WAYC
- Bedford, Pennsylvania; United States;
- Broadcast area: Bedford, Pennsylvania; Bedford County, Pennsylvania;
- Frequency: 100.9 MHz
- Branding: Star 100.9

Programming
- Format: Hot adult contemporary
- Affiliations: Fox News Radio Radio Pennsylvania

Ownership
- Owner: Cessna Communications, Inc.
- Sister stations: WRAX, WBFD, WBVE

History
- First air date: December 22, 1966
- Former call signs: WAKM (1966–1980); WRAX (1980–1993); WOOX (1993–1997); WAYC-FM (1997–1997); WAYC (1997–2009); WAYC-FM (2009–2020);

Technical information
- Licensing authority: FCC
- Facility ID: 10070
- Class: A
- ERP: 500 watts
- HAAT: 390 meters (1,280 ft)
- Transmitter coordinates: 40°0′46.0″N 78°33′12.0″W﻿ / ﻿40.012778°N 78.553333°W

Links
- Public license information: Public file; LMS;
- Website: WAYC online

= WAYC =

WAYC (100.9 FM) is a hot adult contemporary formatted radio station licensed to Bedford, Pennsylvania, serving Beford and Bedford County in Pennsylvania.
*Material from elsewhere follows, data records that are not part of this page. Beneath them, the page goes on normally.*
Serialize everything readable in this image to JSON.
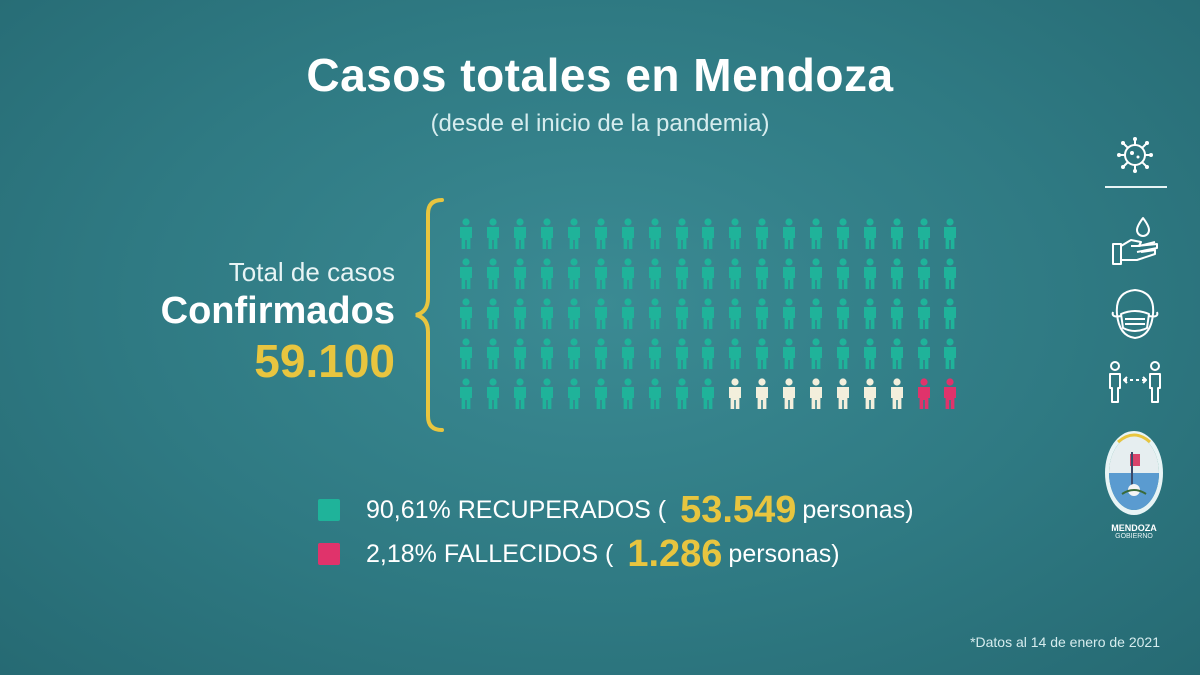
{
  "title": "Casos totales en Mendoza",
  "subtitle": "(desde el inicio de la pandemia)",
  "total": {
    "label_small": "Total de casos",
    "label_big": "Confirmados",
    "value": "59.100"
  },
  "icon_grid": {
    "rows": 5,
    "cols": 19,
    "recovered_count": 86,
    "active_count": 7,
    "deceased_count": 2
  },
  "legend": {
    "recovered": {
      "percent_label": "90,61% RECUPERADOS (",
      "number": "53.549",
      "suffix": "personas)"
    },
    "deceased": {
      "percent_label": "2,18% FALLECIDOS (",
      "number": "1.286",
      "suffix": "personas)"
    }
  },
  "footnote": "*Datos al 14 de enero de 2021",
  "logo": {
    "name": "MENDOZA",
    "sub": "GOBIERNO"
  },
  "colors": {
    "background": "#2f7a83",
    "recovered": "#1fb39a",
    "active": "#f3efdc",
    "deceased": "#e0336b",
    "accent": "#e8c53f",
    "text": "#ffffff"
  },
  "side_icons": [
    "virus-icon",
    "hand-wash-icon",
    "face-mask-icon",
    "social-distance-icon"
  ]
}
WAYC is owned and operated by Cessna Communications, Inc.

== WAKM-FM ==

WAKM 100.9 launched on December 22, 1966 as an easy listening station with the tagline "Broadcasting the finest in Music, News, Sports, and Entertainment". The station initially was on-air from 7 a.m. until 1 a.m. every day. The WAKM studios were located in the Penn Bedford Hotel. The station was owned by Fort Bedford Enterprises which also operated WKMC in Roaring Spring. WAKM was sold to the Inquirer Printing Company in 1968 for $54,000. WAKM began broadcasting local sporting events in addition to easy listening programming in 1970. In 1976, WAKM-FM was sold to Bedford Broadcasting for $265,000. The station became part of The Penn State Radio Network in the 1970s.

== WRAX ==

WAKM 100.9 changed call signs to WRAX in 1980. In the 1980s, the station changed formats to country music. WRAX kept its country music format into the 1990s.

== WOOX ==

In 1993, WRAX again changed call signs, this time to WOOX-FM. The station played an oldies format until 1997 when WOOX was moved to AM.

==WAYC==

On July 1, 1997, 24-hour talk radio station WAYC-AM moved to 100.9 FM and assumed the call sign WAYC-FM and switched formats to adult soft rock. WAYC later changed to a hot adult contemporary format.